Conversely, patients with diabetes mellitus who have lung cancer have a higher survival rate than those without (Hatlen et al. 2011). Additionally, comorbid hyperlipidemia is associated with a significant reduction in mortality in patients with lung cancer (Lazzarini et al. 2016). Specifically, COPD is a disease often found in comorbid cancer in the respiratory system disease group. Nevertheless, the community system limitations used that do not involve the prevalence of comorbid disease occurrence and its severity can be attached to the weight of nodes in the network. Structure of Directed Acyclic Graph in vascular, immune system , bone , pancreas disease, and Lung cancer can be described in terms of its relationship to the disease ontology as shown in the Fig. 8. All these diseases are a group of disease of anatomical entities.

Fig. 8
figure 8

Diseases ontology on vascular disease immune system disease, bone disease, pancreas disease, and lung cancer

Finally, the fitness functions in average internal degree, size, and edges inside correlate with the grouping between community algorithms by justifying the results. By a swarm plot, the Louvain and RB Pots algorithms have similar results in comparing the size of the edges inside, while label propagation and spinglass have identical results (Fig. 9). The size comparison of the five algorithms shows that the Chinese whisper algorithm has significant differences from the results of the other algorithms (Fig. 10). Nevertheless, the Chinese whisper algorithm is close to the Louvain and RB Pots algorithms (Fig. 11).

Fig. 9
figure 9

Comparison of the size of the edges inside the five algorithms

Fig. 10
figure 10

Size comparison on the five algorithms

Fig. 11
figure 11

Comparison of the average internal degrees of the five algorithms

Network Analysis has been used by Folino et al. (2010), to predict the risk of comorbid diseases suffered by patients and use association rules. reveal the comorbid network of occurrence of comorbidity. Ljubic et al. (2020) also conducted a network analysis to obtain genes that are associated with colorectal cancer and its comorbidities. Chmiel et al. (2014) conducted a research on Spreading of diseases through comorbidity networks across life and gender. However, the three studies used network analysis, but did not use community so that they could not reveal groups of diseases that have closeness which is the hallmark of this study. Table 8 provides a comparison among the research.
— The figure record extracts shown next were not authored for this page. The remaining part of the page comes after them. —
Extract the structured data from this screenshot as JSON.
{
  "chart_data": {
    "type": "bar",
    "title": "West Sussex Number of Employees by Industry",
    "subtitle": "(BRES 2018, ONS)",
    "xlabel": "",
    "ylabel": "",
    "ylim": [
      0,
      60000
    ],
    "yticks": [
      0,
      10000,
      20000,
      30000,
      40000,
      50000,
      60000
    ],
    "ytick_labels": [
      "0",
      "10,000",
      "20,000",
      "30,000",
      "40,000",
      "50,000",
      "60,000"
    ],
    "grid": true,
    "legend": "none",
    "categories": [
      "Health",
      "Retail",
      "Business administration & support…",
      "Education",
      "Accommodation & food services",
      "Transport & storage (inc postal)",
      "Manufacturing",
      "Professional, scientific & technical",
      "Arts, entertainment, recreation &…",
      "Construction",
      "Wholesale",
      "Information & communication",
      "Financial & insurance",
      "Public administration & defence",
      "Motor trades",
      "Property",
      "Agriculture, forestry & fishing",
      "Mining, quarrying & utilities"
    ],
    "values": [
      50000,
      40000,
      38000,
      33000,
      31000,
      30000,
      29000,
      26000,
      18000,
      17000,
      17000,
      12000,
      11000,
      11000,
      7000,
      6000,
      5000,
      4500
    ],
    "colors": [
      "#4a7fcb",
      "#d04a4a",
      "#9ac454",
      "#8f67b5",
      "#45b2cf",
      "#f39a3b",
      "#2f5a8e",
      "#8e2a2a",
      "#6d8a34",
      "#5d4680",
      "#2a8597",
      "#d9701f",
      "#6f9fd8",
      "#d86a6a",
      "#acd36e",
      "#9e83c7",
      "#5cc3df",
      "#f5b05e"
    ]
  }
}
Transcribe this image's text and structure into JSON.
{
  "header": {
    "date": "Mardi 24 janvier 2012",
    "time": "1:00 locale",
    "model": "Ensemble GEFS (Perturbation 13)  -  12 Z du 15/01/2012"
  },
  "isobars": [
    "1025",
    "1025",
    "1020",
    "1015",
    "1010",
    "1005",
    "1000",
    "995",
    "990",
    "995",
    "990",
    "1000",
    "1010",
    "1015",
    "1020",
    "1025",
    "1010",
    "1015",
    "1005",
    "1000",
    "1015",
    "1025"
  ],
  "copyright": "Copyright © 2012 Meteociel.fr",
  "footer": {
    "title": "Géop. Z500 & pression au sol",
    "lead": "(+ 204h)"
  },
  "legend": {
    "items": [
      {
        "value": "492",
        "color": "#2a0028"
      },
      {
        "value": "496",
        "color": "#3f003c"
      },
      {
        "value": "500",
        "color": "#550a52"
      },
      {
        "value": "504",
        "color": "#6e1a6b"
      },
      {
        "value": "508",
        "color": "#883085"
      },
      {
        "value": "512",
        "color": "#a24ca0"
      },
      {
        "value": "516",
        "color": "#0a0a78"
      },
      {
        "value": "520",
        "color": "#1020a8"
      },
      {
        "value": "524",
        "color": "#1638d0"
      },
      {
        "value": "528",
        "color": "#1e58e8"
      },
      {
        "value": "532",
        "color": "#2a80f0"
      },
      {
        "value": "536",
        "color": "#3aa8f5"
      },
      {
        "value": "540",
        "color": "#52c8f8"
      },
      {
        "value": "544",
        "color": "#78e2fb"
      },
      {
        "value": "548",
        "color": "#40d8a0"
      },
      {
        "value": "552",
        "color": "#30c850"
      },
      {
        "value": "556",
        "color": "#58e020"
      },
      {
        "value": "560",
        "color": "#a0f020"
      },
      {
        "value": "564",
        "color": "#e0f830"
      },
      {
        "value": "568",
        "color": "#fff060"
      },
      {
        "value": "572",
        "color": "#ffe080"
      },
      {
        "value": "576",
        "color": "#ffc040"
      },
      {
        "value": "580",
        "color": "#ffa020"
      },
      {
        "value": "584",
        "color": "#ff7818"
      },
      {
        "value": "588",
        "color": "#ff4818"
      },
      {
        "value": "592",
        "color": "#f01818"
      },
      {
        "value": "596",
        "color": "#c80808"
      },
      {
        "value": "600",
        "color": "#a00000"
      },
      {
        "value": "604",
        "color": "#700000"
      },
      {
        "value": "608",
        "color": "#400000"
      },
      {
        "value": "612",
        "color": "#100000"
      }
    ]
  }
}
The contribution of this study is that we can grouping diseases in communities and investigate community algorithms. While the limitations of this study are that it has not considered the background factors of the patient, the frequency of occurrence and severity of comorbidities as well as gene/protein interactions of each cancer comorbid disease.

Table 8 Comparison of comorbidity network studies

Conclusions and suggestions

In this study, a disease network has been developed on the basis of the similarity of disease ontologies. In determining DO similarity, Wang algorithm performs better than Jiang, Lin, Resnik, and Rel algorithms, with a degree distribution threshold of 0.5. Modularity relevant in grouping comorbid lung cancer is label propagation, spinglass, Chinese whisper, Louvain, RB Pots, marked from five modularity measurements: Newman & and Girvan, Erdos & Renyi, link modularity, modularity density, and Z Modularity. The calculation of the fitness score related to the modularity algorithm is the average internal degree, size, and edges inside. As determined, the significant comorbidities are vascular disease, immune system disease, bone disease, pancreatic disease (based on four algorithms); disease of metabolism and atrial heart septal defect (3); familial atrial fibrillation respiratory system disease and interstitial lung disease (2); diabetes mellitus, familial hyperlipidemia, and persistent generalized lymphadenopathy (1).

The investigation should be continued by searching disease-related genes that have been determined, represented in a multilayer community network, and looking for overlapping communities based on these genes and the diseases affecting them. For example, it is possible to look for candidate drugs, especially herbal drugs, for various significant comorbid diseases in lung cancer from the corresponding genes. This series of work will support the Sustainable Development Goals, especially for good health and well-being.